Kevin picked her up from the airport. She felt relief as she walked to his familiar Jeep parked unevenly against the curb—relief that he was there waiting for her, or maybe just that her real, present-tense life was waiting for her. Kevin got out to help her load her suitcase into the back. He gave her a big hug.

“Hi,” she said, hugging him back.

“I missed you,” he said.

Driving home, they didn’t talk much. The engine hummed loudly, and his hand brushed against her knee when he reached for the gearshift. Sandra thought he probably hadn’t found his guitar yet. She leaned back in her seat and gazed out the window at the light fading from the sky and snow. Kevin passed the turnoff to her apartment, then the turnoff to his apartment, and kept driving.
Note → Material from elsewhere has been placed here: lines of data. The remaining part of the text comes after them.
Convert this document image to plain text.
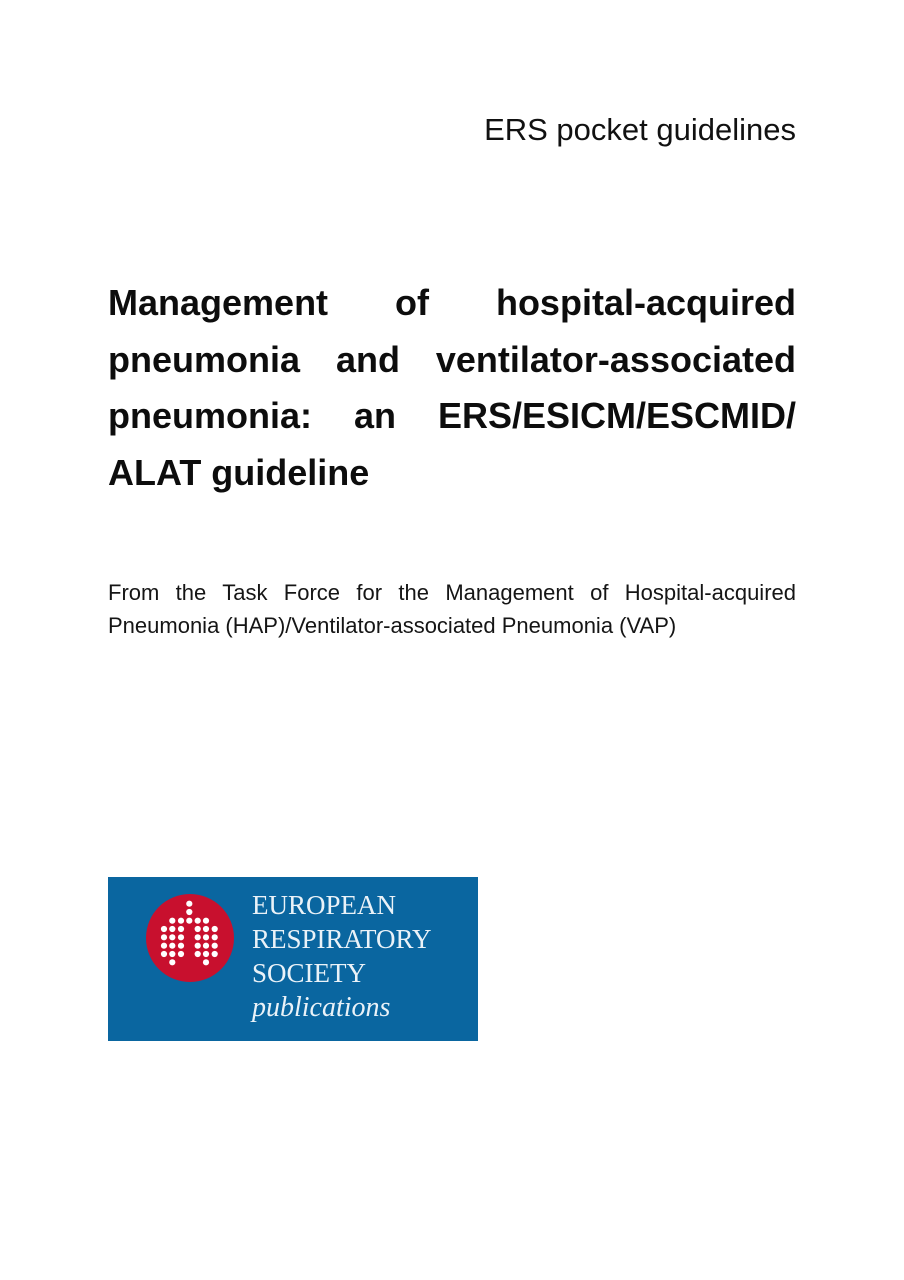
ERS pocket guidelines
Management of hospital-acquired
pneumonia and ventilator-associated
pneumonia: an ERS/ESICM/ESCMID/
ALAT guideline
From the Task Force for the Management of Hospital-acquired
Pneumonia (HAP)/Ventilator-associated Pneumonia (VAP)
EUROPEAN
RESPIRATORY
SOCIETY
publications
Sandra sat up. “Where are you going?”

“Taking you to the windmills,” Kevin said.

They drove out onto Highway 52, slicing through the silent cornfields. It was dark by the time they reached Benton County. Sandra couldn’t see the windmills, only their blinking red lights warning airplanes. It was both beautiful and eerie, the sea of red dots in the blackness. Sandra felt the confession rising within her.

Kevin, I have to tell you something.

It’s broken.

It’s my fault.

In the moment before Sandra spoke and everything came spilling out—the memorial service, skinny-dipping, the guilt she still lugged around like a heavy suitcase—she thought of her first date with Stephen. It was early August, heat rising from the cement in thick waves, and more than once Sandra escaped to the bathroom to splash water on her face and flap her arms vigorously, worried about the sweat conquering swaths of fabric below her armpits. Stephen’s armpits seemed impossibly dry. He and Sandra paused in front of the giraffe enclosure. Most of the animals were out of sight in their cages, having retreated to shady patches beneath the bushes or submerged themselves in pools of water, but the giraffes were braving the sunshine, nibbling at the leafy branches of the eucalyptus trees. One of them turned, ears twitching in the faint hint of a breeze, and that’s when Sandra noticed.

“Look!” she said, pointing. “Its neck—look!”

“Whoa,” Stephen said.

The giraffe’s neck was crooked, L-shaped, extending straight up from its body before making two sharp turns and rising to its head. It looked like the giraffe had swallowed a boomerang.

“Do you think it hurts?” Sandra had asked.

“Probably,” Stephen said. Sandra flinched inwardly at his indifferent tone; perhaps Stephen noticed because he added, his voice softened, “But maybe not. Seems like he gets along fine.” And that was when Stephen first put his arm around her shoulders, squeezing her body gently against his.

Suddenly, Kevin veered the Jeep to the right. He and Sandra jostled in their seats as it bumped off the highway and onto the frozen dirt of the fields. Kevin steered toward the nearest windmill. Its red light flashed a steady rhythm—on and off, on and off. Like it was warning her to stay away.

Or maybe not. Maybe it was offering guidance, beckoning her forward.

Sandra took a deep, full breath and opened her mouth to speak.